There is a well-recognized need to clean-up contaminants that exist in ground water, i.e., aquifers and surrounding soil formations. Such aquifers and surrounding soil formations may be contaminated with various constituents including organic compounds such as, volatile hydrocarbons, including chlorinated hydrocarbons such as trichloroethene (TCE), and tetrachloroethene (PCE). Other contaminates that can be present include vinyl chloride, 1,1,1 trichloroethane (TCA), and very soluble gasoline additives such as methyltertiarybutylether (MTBE). Other contaminants may also be encountered.
Ozone sparging is now widely recognized as being one of the more effective oxidation techniques for destroying contaminants that exist in groundwater.
Other types of contaminants are more recalcitrant. For instance, pharmaceuticals are particularly resistant to decomposition from known techniques including ozone sparging. Pharmaceuticals enter the groundwater from various sources. One source is pharmaceutical laboratories and manufacturing plants located in area with septic systems for waste disposal. Other sources are hospitals and nursing homes.
Pharmaceutical residuals are increasingly found in sewage discharges. Stronger selective oxidation techniques are necessary to the discharge of antibiotic-resistant bacteria and pharmaceutical residuals into groundwater and surface waters. Zwiener and Frimmel “Oxidative Treatment Of Pharmaceuticals In Water” Water Research 34(6) 1881-1885 (2000); Andreozzi et al. “Paracetanol Oxidation From Aqueous Solutions By Means Of Ozonation and H2O2 UV System” Water Research 37 993-1004 (2003), and Huber et al. “Oxidation Of Pharmaceuticals During Ozonation And Advanced Oxidation Processes” Environmental Science and Technology (2003) have proposed that oxidation systems need to be improved to address the variety of compounds involved. Korhonen et al. Oxidation of Selected Pharmaceuticals in Drinking Water Treatment, Presented at the ninth International Conference on Advanced Oxidation Technologies for Water and Air Remediation Canada (2003) felt that ozone or a combination of ozone and peroxide may offer effective treatment. The identified pharmaceutical residuals include the lipid regulator bezafibrate, antiepileplic carbamazepine, analgesic/inflammatory diclofenac and ibuprofen, and the antibiotic sulfamethoxazole. Even though Korhonen et al. (2003) obtained 90% removal of bezafibrate with ozone alone, H2O2 (peroxide) additional was necessary to obtain over 90% removal of carbamazepine, ibuprofen, and bezafibrate in clean water samples. However, with sewage, the presence of natural organic material (NOM) inhibits effective reaction.
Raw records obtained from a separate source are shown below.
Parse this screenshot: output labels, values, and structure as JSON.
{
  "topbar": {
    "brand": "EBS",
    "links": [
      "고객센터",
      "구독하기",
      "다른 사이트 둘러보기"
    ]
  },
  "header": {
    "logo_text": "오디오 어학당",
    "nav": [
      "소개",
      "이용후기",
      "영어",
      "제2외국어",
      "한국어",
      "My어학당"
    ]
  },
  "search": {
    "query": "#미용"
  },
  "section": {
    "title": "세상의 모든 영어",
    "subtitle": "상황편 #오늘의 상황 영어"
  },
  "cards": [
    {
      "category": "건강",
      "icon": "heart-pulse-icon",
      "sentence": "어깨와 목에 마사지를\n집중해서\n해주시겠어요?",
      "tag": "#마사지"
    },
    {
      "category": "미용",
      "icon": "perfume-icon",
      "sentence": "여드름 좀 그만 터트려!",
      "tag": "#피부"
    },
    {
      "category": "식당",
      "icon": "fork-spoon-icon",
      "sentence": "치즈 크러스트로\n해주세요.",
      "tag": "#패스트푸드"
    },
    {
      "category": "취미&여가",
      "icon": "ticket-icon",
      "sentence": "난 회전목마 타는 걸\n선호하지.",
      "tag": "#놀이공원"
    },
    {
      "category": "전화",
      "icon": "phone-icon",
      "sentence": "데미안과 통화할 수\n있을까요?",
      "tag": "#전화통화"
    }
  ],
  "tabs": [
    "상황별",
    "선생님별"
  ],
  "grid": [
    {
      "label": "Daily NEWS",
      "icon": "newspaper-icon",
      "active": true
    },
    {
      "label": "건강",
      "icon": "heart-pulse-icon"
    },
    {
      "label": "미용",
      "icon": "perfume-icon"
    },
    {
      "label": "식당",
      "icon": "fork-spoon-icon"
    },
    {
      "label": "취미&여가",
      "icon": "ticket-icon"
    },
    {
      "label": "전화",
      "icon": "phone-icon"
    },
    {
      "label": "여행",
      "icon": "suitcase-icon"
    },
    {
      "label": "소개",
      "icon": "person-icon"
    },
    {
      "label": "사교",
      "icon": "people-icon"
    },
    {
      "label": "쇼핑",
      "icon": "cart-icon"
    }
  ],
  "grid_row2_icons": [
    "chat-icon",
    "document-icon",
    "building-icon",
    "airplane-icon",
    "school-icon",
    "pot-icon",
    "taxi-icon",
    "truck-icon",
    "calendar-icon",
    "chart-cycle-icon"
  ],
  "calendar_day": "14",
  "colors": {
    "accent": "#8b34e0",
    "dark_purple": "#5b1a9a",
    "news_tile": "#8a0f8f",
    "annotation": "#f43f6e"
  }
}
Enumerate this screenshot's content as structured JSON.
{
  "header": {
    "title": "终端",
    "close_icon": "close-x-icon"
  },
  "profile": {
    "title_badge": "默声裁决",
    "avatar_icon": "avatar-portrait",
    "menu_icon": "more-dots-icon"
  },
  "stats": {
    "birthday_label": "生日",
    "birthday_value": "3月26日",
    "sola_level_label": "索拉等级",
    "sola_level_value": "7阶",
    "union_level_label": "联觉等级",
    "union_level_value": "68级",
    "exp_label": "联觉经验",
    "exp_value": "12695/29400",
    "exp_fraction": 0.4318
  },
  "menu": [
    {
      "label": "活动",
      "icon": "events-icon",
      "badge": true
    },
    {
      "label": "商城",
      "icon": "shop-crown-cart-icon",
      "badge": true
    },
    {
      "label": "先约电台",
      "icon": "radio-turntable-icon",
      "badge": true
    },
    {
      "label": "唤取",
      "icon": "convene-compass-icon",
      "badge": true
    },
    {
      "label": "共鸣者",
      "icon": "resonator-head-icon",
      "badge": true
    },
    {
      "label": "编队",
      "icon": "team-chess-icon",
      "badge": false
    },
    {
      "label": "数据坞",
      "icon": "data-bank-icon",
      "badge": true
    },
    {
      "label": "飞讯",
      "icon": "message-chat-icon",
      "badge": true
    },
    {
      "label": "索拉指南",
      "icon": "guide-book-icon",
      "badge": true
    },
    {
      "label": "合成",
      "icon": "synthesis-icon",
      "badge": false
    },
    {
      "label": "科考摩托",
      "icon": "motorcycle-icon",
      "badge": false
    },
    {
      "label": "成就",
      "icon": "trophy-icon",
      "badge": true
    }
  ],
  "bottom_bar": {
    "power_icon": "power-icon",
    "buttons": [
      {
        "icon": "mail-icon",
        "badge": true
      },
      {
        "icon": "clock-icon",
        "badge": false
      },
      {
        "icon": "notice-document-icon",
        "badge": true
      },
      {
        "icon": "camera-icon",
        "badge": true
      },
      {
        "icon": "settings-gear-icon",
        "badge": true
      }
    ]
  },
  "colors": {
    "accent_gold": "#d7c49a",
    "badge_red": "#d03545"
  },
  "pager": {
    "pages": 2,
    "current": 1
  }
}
Another need improved oxidation systems comes from treatment of alkanes and alkenes, common to petroleum products and spills. The bulk of petroleum products are aliphatic long-chain compounds, which are often 75% of the product. In heavier refined products, the carbon chain notation for molecular size, C5 to C30 denotes the dominant molecular fractions from 5-carbon to 30-carbon atoms strung together in a single chain. The higher fractions, particularly when branched, are resistant to bacterial action. Fogel (2001) has found that well-aerated samples of petroleum from a diesel source, even when supplied optimal nutrients, will leave about 25% undigested.